The police union may be able to keep the Peters hearing closed (last week the city announced plans to open the hearing to the public) if it files a challenge with the state Public Employment Relations Board. But so far, it hasn’t done so. We hope the reason isn’t just strategic, and reflects a new attitude on the part of the cops. We’d settle for strategic, though — as long as the hearings are open.
The strategic consideration is that the police union seems reluctant to force the issue with PERB, both on the question of open hearings and the larger question of whether the city can discipline on its own or must negotiate discipline as part of collective bargaining (PERB has been sitting on the latter for nearly 29 months). Last year the union got a friendly Supreme Court judge, Barry Kramer, to rule in its favor on both questions, but the Appellate Division ruled two weeks ago that he had “erred.”
The union’s problem is if it pushes PERB for decisions on these issues and loses, its chances of winning any further court challenges would be remote. But even if PERB rules in its favor, the city could appeal and the Appellate Division, which made clear its sympathy for both city disciplinary power and open hearings in its recent decision, would likely wind up deciding the case.

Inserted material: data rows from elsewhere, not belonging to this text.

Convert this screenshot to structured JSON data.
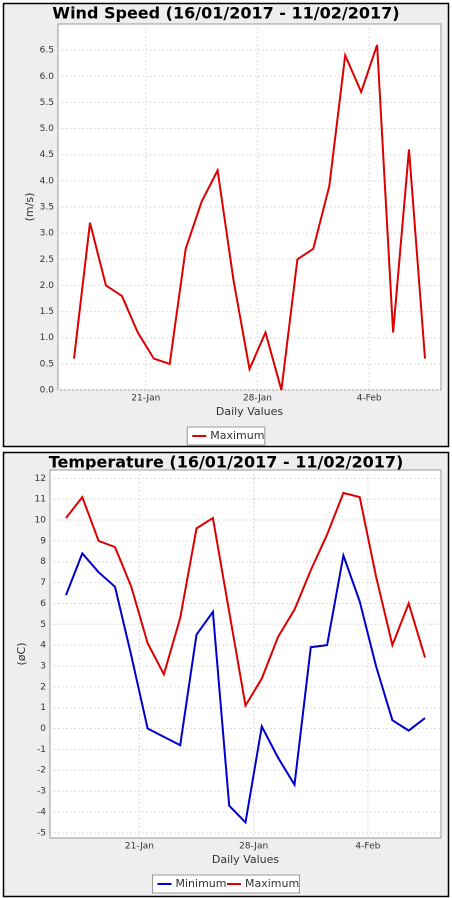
{
  "chart_data": [
    {
      "type": "line",
      "title": "Wind Speed (16/01/2017 - 11/02/2017)",
      "ylabel": "(m/s)",
      "xlabel": "Daily Values",
      "categories": [
        null,
        null,
        null,
        null,
        null,
        "21-Jan",
        null,
        null,
        null,
        null,
        null,
        null,
        "28-Jan",
        null,
        null,
        null,
        null,
        null,
        null,
        "4-Feb",
        null,
        null,
        null
      ],
      "series": [
        {
          "name": "Maximum",
          "color": "#dd0000",
          "values": [
            0.6,
            3.2,
            2.0,
            1.8,
            1.1,
            0.6,
            0.5,
            2.7,
            3.6,
            4.2,
            2.1,
            0.4,
            1.1,
            0.0,
            2.5,
            2.7,
            3.9,
            6.4,
            5.7,
            6.6,
            1.1,
            4.6,
            0.6
          ]
        }
      ],
      "ylim": [
        0,
        7.0
      ],
      "yticks": [
        {
          "value": 0,
          "label": "0.0"
        },
        {
          "value": 0.5,
          "label": "0.5"
        },
        {
          "value": 1,
          "label": "1.0"
        },
        {
          "value": 1.5,
          "label": "1.5"
        },
        {
          "value": 2,
          "label": "2.0"
        },
        {
          "value": 2.5,
          "label": "2.5"
        },
        {
          "value": 3,
          "label": "3.0"
        },
        {
          "value": 3.5,
          "label": "3.5"
        },
        {
          "value": 4,
          "label": "4.0"
        },
        {
          "value": 4.5,
          "label": "4.5"
        },
        {
          "value": 5,
          "label": "5.0"
        },
        {
          "value": 5.5,
          "label": "5.5"
        },
        {
          "value": 6,
          "label": "6.0"
        },
        {
          "value": 6.5,
          "label": "6.5"
        }
      ],
      "grid": true
    },
    {
      "type": "line",
      "title": "Temperature (16/01/2017 - 11/02/2017)",
      "ylabel": "(øC)",
      "xlabel": "Daily Values",
      "categories": [
        null,
        null,
        null,
        null,
        null,
        "21-Jan",
        null,
        null,
        null,
        null,
        null,
        null,
        "28-Jan",
        null,
        null,
        null,
        null,
        null,
        null,
        "4-Feb",
        null,
        null,
        null
      ],
      "series": [
        {
          "name": "Minimum",
          "color": "#0000cc",
          "values": [
            6.4,
            8.4,
            7.5,
            6.8,
            3.5,
            0.0,
            -0.4,
            -0.8,
            4.5,
            5.6,
            -3.7,
            -4.5,
            0.1,
            -1.4,
            -2.7,
            3.9,
            4.0,
            8.3,
            6.1,
            3.0,
            0.4,
            -0.1,
            0.5
          ]
        },
        {
          "name": "Maximum",
          "color": "#dd0000",
          "values": [
            10.1,
            11.1,
            9.0,
            8.7,
            6.8,
            4.1,
            2.6,
            5.3,
            9.6,
            10.1,
            5.6,
            1.1,
            2.4,
            4.4,
            5.7,
            7.6,
            9.3,
            11.3,
            11.1,
            7.3,
            4.0,
            6.0,
            3.4
          ]
        }
      ],
      "ylim": [
        -5.25,
        12.4
      ],
      "yticks": [
        -5,
        -4,
        -3,
        -2,
        -1,
        0,
        1,
        2,
        3,
        4,
        5,
        6,
        7,
        8,
        9,
        10,
        11,
        12
      ],
      "grid": true
    }
  ]
}
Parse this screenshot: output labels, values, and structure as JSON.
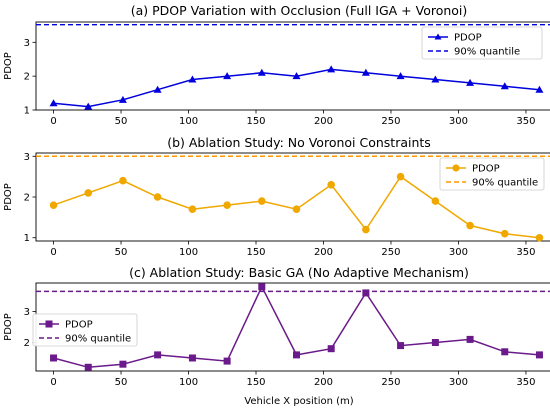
{
  "chart_data": [
    {
      "type": "line",
      "title": "(a) PDOP Variation with Occlusion (Full IGA + Voronoi)",
      "xlabel": "",
      "ylabel": "PDOP",
      "x": [
        0,
        25.7,
        51.4,
        77.1,
        102.9,
        128.6,
        154.3,
        180,
        205.7,
        231.4,
        257.1,
        282.9,
        308.6,
        334.3,
        360
      ],
      "xticks": [
        0,
        50,
        100,
        150,
        200,
        250,
        300,
        350
      ],
      "yticks": [
        1,
        2,
        3
      ],
      "xlim": [
        -13,
        373
      ],
      "ylim": [
        1,
        3.6
      ],
      "grid": false,
      "legend_position": "upper right",
      "series": [
        {
          "name": "PDOP",
          "values": [
            1.2,
            1.1,
            1.3,
            1.6,
            1.9,
            2.0,
            2.1,
            2.0,
            2.2,
            2.1,
            2.0,
            1.9,
            1.8,
            1.7,
            1.6
          ],
          "color": "#0000dd",
          "marker": "triangle"
        }
      ],
      "quantile": {
        "name": "90% quantile",
        "value": 3.52,
        "color": "#0000dd"
      }
    },
    {
      "type": "line",
      "title": "(b) Ablation Study: No Voronoi Constraints",
      "xlabel": "",
      "ylabel": "PDOP",
      "x": [
        0,
        25.7,
        51.4,
        77.1,
        102.9,
        128.6,
        154.3,
        180,
        205.7,
        231.4,
        257.1,
        282.9,
        308.6,
        334.3,
        360
      ],
      "xticks": [
        0,
        50,
        100,
        150,
        200,
        250,
        300,
        350
      ],
      "yticks": [
        1,
        2,
        3
      ],
      "xlim": [
        -13,
        373
      ],
      "ylim": [
        0.92,
        3.08
      ],
      "grid": false,
      "legend_position": "upper right",
      "series": [
        {
          "name": "PDOP",
          "values": [
            1.8,
            2.1,
            2.4,
            2.0,
            1.7,
            1.8,
            1.9,
            1.7,
            2.3,
            1.2,
            2.5,
            1.9,
            1.3,
            1.1,
            1.0
          ],
          "color": "#f0a800",
          "marker": "circle"
        }
      ],
      "quantile": {
        "name": "90% quantile",
        "value": 3.0,
        "color": "#ff9900"
      }
    },
    {
      "type": "line",
      "title": "(c) Ablation Study: Basic GA (No Adaptive Mechanism)",
      "xlabel": "Vehicle X position (m)",
      "ylabel": "PDOP",
      "x": [
        0,
        25.7,
        51.4,
        77.1,
        102.9,
        128.6,
        154.3,
        180,
        205.7,
        231.4,
        257.1,
        282.9,
        308.6,
        334.3,
        360
      ],
      "xticks": [
        0,
        50,
        100,
        150,
        200,
        250,
        300,
        350
      ],
      "yticks": [
        2,
        3
      ],
      "xlim": [
        -13,
        373
      ],
      "ylim": [
        1.08,
        3.92
      ],
      "grid": false,
      "legend_position": "upper left",
      "series": [
        {
          "name": "PDOP",
          "values": [
            1.5,
            1.2,
            1.3,
            1.6,
            1.5,
            1.4,
            3.8,
            1.6,
            1.8,
            3.6,
            1.9,
            2.0,
            2.1,
            1.7,
            1.6
          ],
          "color": "#6a1a8a",
          "marker": "square"
        }
      ],
      "quantile": {
        "name": "90% quantile",
        "value": 3.65,
        "color": "#6a1a8a"
      }
    }
  ]
}
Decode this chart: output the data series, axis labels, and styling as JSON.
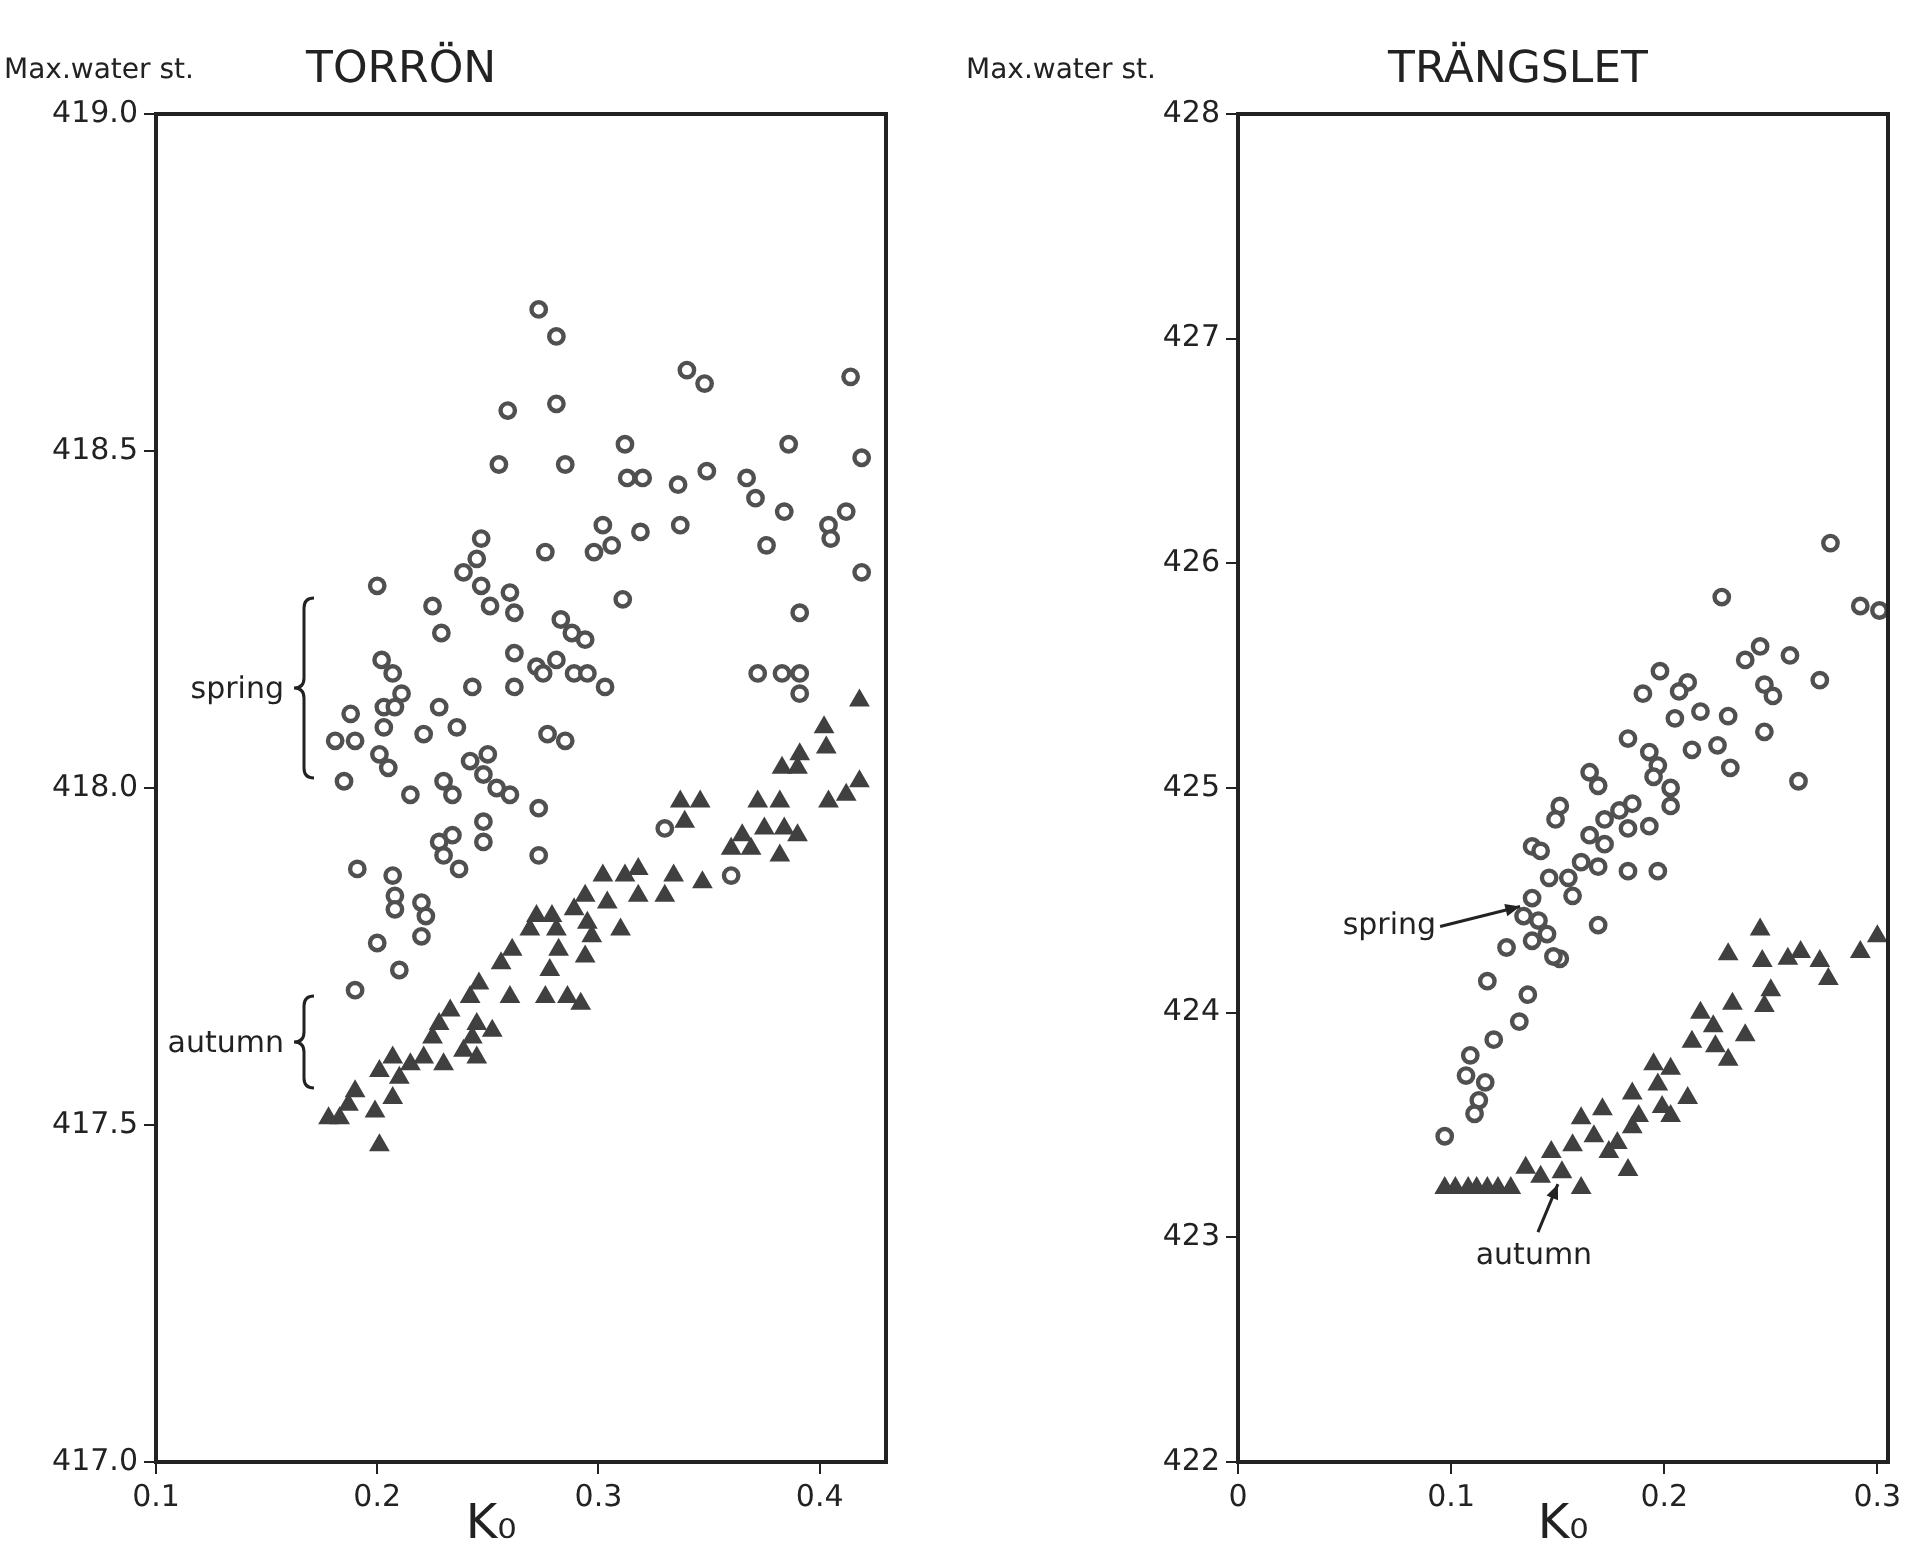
{
  "chart_data": [
    {
      "type": "scatter",
      "title": "TORRÖN",
      "ylabel": "Max.water st.",
      "xlabel": "K₀",
      "xlim": [
        0.1,
        0.43
      ],
      "ylim": [
        417,
        419
      ],
      "xticks": [
        0.1,
        0.2,
        0.3,
        0.4
      ],
      "yticks": [
        {
          "value": 417,
          "label": "417.0"
        },
        418.5,
        {
          "value": 418,
          "label": "418.0"
        },
        417.5,
        {
          "value": 419,
          "label": "419.0"
        }
      ],
      "grid": false,
      "legend": false,
      "annotations": [
        "spring",
        "autumn"
      ],
      "series": [
        {
          "color": "#505050",
          "marker": "circle",
          "x": [
            0.273,
            0.281,
            0.34,
            0.348,
            0.414,
            0.259,
            0.281,
            0.312,
            0.386,
            0.419,
            0.255,
            0.285,
            0.313,
            0.32,
            0.336,
            0.349,
            0.367,
            0.371,
            0.384,
            0.404,
            0.412,
            0.405,
            0.302,
            0.319,
            0.337,
            0.298,
            0.306,
            0.276,
            0.376,
            0.419,
            0.247,
            0.245,
            0.239,
            0.2,
            0.247,
            0.26,
            0.225,
            0.251,
            0.262,
            0.311,
            0.391,
            0.229,
            0.283,
            0.288,
            0.294,
            0.202,
            0.207,
            0.262,
            0.272,
            0.281,
            0.275,
            0.289,
            0.295,
            0.303,
            0.243,
            0.262,
            0.211,
            0.372,
            0.383,
            0.391,
            0.391,
            0.188,
            0.203,
            0.208,
            0.228,
            0.203,
            0.221,
            0.236,
            0.277,
            0.285,
            0.181,
            0.19,
            0.201,
            0.205,
            0.242,
            0.25,
            0.185,
            0.215,
            0.23,
            0.234,
            0.248,
            0.254,
            0.26,
            0.273,
            0.234,
            0.248,
            0.228,
            0.23,
            0.237,
            0.248,
            0.273,
            0.33,
            0.36,
            0.191,
            0.207,
            0.208,
            0.208,
            0.22,
            0.222,
            0.2,
            0.22,
            0.21,
            0.19
          ],
          "values": [
            418.71,
            418.67,
            418.62,
            418.6,
            418.61,
            418.56,
            418.57,
            418.51,
            418.51,
            418.49,
            418.48,
            418.48,
            418.46,
            418.46,
            418.45,
            418.47,
            418.46,
            418.43,
            418.41,
            418.39,
            418.41,
            418.37,
            418.39,
            418.38,
            418.39,
            418.35,
            418.36,
            418.35,
            418.36,
            418.32,
            418.37,
            418.34,
            418.32,
            418.3,
            418.3,
            418.29,
            418.27,
            418.27,
            418.26,
            418.28,
            418.26,
            418.23,
            418.25,
            418.23,
            418.22,
            418.19,
            418.17,
            418.2,
            418.18,
            418.19,
            418.17,
            418.17,
            418.17,
            418.15,
            418.15,
            418.15,
            418.14,
            418.17,
            418.17,
            418.17,
            418.14,
            418.11,
            418.12,
            418.12,
            418.12,
            418.09,
            418.08,
            418.09,
            418.08,
            418.07,
            418.07,
            418.07,
            418.05,
            418.03,
            418.04,
            418.05,
            418.01,
            417.99,
            418.01,
            417.99,
            418.02,
            418.0,
            417.99,
            417.97,
            417.93,
            417.95,
            417.92,
            417.9,
            417.88,
            417.92,
            417.9,
            417.94,
            417.87,
            417.88,
            417.87,
            417.84,
            417.82,
            417.83,
            417.81,
            417.77,
            417.78,
            417.73,
            417.7
          ]
        },
        {
          "color": "#404040",
          "marker": "triangle",
          "x": [
            0.418,
            0.402,
            0.403,
            0.391,
            0.383,
            0.39,
            0.418,
            0.412,
            0.404,
            0.372,
            0.382,
            0.346,
            0.337,
            0.339,
            0.375,
            0.384,
            0.39,
            0.365,
            0.36,
            0.369,
            0.382,
            0.318,
            0.312,
            0.302,
            0.347,
            0.334,
            0.33,
            0.318,
            0.304,
            0.294,
            0.289,
            0.279,
            0.272,
            0.269,
            0.281,
            0.295,
            0.297,
            0.31,
            0.282,
            0.294,
            0.278,
            0.261,
            0.256,
            0.26,
            0.276,
            0.286,
            0.292,
            0.246,
            0.242,
            0.233,
            0.228,
            0.245,
            0.252,
            0.243,
            0.239,
            0.245,
            0.225,
            0.221,
            0.23,
            0.215,
            0.207,
            0.201,
            0.21,
            0.207,
            0.199,
            0.19,
            0.187,
            0.183,
            0.178,
            0.201
          ],
          "values": [
            418.13,
            418.09,
            418.06,
            418.05,
            418.03,
            418.03,
            418.01,
            417.99,
            417.98,
            417.98,
            417.98,
            417.98,
            417.98,
            417.95,
            417.94,
            417.94,
            417.93,
            417.93,
            417.91,
            417.91,
            417.9,
            417.88,
            417.87,
            417.87,
            417.86,
            417.87,
            417.84,
            417.84,
            417.83,
            417.84,
            417.82,
            417.81,
            417.81,
            417.79,
            417.79,
            417.8,
            417.78,
            417.79,
            417.76,
            417.75,
            417.73,
            417.76,
            417.74,
            417.69,
            417.69,
            417.69,
            417.68,
            417.71,
            417.69,
            417.67,
            417.65,
            417.65,
            417.64,
            417.63,
            417.61,
            417.6,
            417.63,
            417.6,
            417.59,
            417.59,
            417.6,
            417.58,
            417.57,
            417.54,
            417.52,
            417.55,
            417.53,
            417.51,
            417.51,
            417.47
          ]
        }
      ]
    },
    {
      "type": "scatter",
      "title": "TRÄNGSLET",
      "ylabel": "Max.water st.",
      "xlabel": "K₀",
      "xlim": [
        0,
        0.305
      ],
      "ylim": [
        422,
        428
      ],
      "xticks": [
        0,
        0.1,
        0.2,
        0.3
      ],
      "yticks": [
        422,
        423,
        424,
        425,
        426,
        427,
        428
      ],
      "grid": false,
      "legend": false,
      "annotations": [
        {
          "text": "spring",
          "x": 0.138,
          "y": 424.49
        },
        {
          "text": "autumn",
          "x": 0.152,
          "y": 423.29
        }
      ],
      "series": [
        {
          "color": "#505050",
          "marker": "circle",
          "x": [
            0.278,
            0.227,
            0.292,
            0.301,
            0.245,
            0.238,
            0.259,
            0.198,
            0.211,
            0.207,
            0.247,
            0.251,
            0.273,
            0.19,
            0.217,
            0.205,
            0.23,
            0.247,
            0.183,
            0.193,
            0.213,
            0.225,
            0.197,
            0.195,
            0.231,
            0.263,
            0.165,
            0.169,
            0.203,
            0.203,
            0.151,
            0.149,
            0.172,
            0.179,
            0.185,
            0.183,
            0.193,
            0.165,
            0.172,
            0.138,
            0.142,
            0.161,
            0.169,
            0.183,
            0.197,
            0.146,
            0.155,
            0.138,
            0.157,
            0.134,
            0.141,
            0.145,
            0.138,
            0.169,
            0.126,
            0.151,
            0.148,
            0.117,
            0.136,
            0.132,
            0.12,
            0.109,
            0.107,
            0.116,
            0.113,
            0.111,
            0.097
          ],
          "values": [
            426.09,
            425.85,
            425.81,
            425.79,
            425.63,
            425.57,
            425.59,
            425.52,
            425.47,
            425.43,
            425.46,
            425.41,
            425.48,
            425.42,
            425.34,
            425.31,
            425.32,
            425.25,
            425.22,
            425.16,
            425.17,
            425.19,
            425.1,
            425.05,
            425.09,
            425.03,
            425.07,
            425.01,
            425.0,
            424.92,
            424.92,
            424.86,
            424.86,
            424.9,
            424.93,
            424.82,
            424.83,
            424.79,
            424.75,
            424.74,
            424.72,
            424.67,
            424.65,
            424.63,
            424.63,
            424.6,
            424.6,
            424.51,
            424.52,
            424.43,
            424.41,
            424.35,
            424.32,
            424.39,
            424.29,
            424.24,
            424.25,
            424.14,
            424.08,
            423.96,
            423.88,
            423.81,
            423.72,
            423.69,
            423.61,
            423.55,
            423.45
          ]
        },
        {
          "color": "#404040",
          "marker": "triangle",
          "x": [
            0.245,
            0.3,
            0.292,
            0.23,
            0.246,
            0.258,
            0.264,
            0.273,
            0.277,
            0.25,
            0.247,
            0.232,
            0.217,
            0.238,
            0.223,
            0.213,
            0.224,
            0.23,
            0.195,
            0.203,
            0.185,
            0.197,
            0.211,
            0.199,
            0.203,
            0.188,
            0.171,
            0.161,
            0.185,
            0.167,
            0.178,
            0.174,
            0.157,
            0.147,
            0.135,
            0.152,
            0.142,
            0.161,
            0.183,
            0.128,
            0.122,
            0.117,
            0.112,
            0.108,
            0.102,
            0.097
          ],
          "values": [
            424.37,
            424.34,
            424.27,
            424.26,
            424.23,
            424.24,
            424.27,
            424.23,
            424.15,
            424.1,
            424.03,
            424.04,
            424.0,
            423.9,
            423.94,
            423.87,
            423.85,
            423.79,
            423.77,
            423.75,
            423.64,
            423.68,
            423.62,
            423.58,
            423.54,
            423.54,
            423.57,
            423.53,
            423.49,
            423.45,
            423.42,
            423.38,
            423.41,
            423.38,
            423.31,
            423.29,
            423.27,
            423.22,
            423.3,
            423.22,
            423.22,
            423.22,
            423.22,
            423.22,
            423.22,
            423.22
          ]
        }
      ]
    }
  ]
}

For now, at least, this basic problem seems to be staying the union’s hand with PERB. And it has reduced the union’s lawyer, Kevin Luibrand, to attacking hearing officer Jeffrey Selchick as unfair because in the last year Selchick has repeatedly ruled against the union, allowing the city to fire bad cops.
That’s amusing because of the way Selchick got chosen for the job. As part of the binding arbitration process, both sides must agree on a hearing officer. And while the city wanted Selchick to hear all 10 of its police discipline cases because he is highly respected and his decisions have never been reversed, the union jumped at the chance to have him because he had ruled in the union’s favor on salary matters in the past (in 2008 he gave the police two consecutive 4 percent raises with no givebacks to the city). He was fair enough then. Now it appears that fairness is measured not by the process but by the result.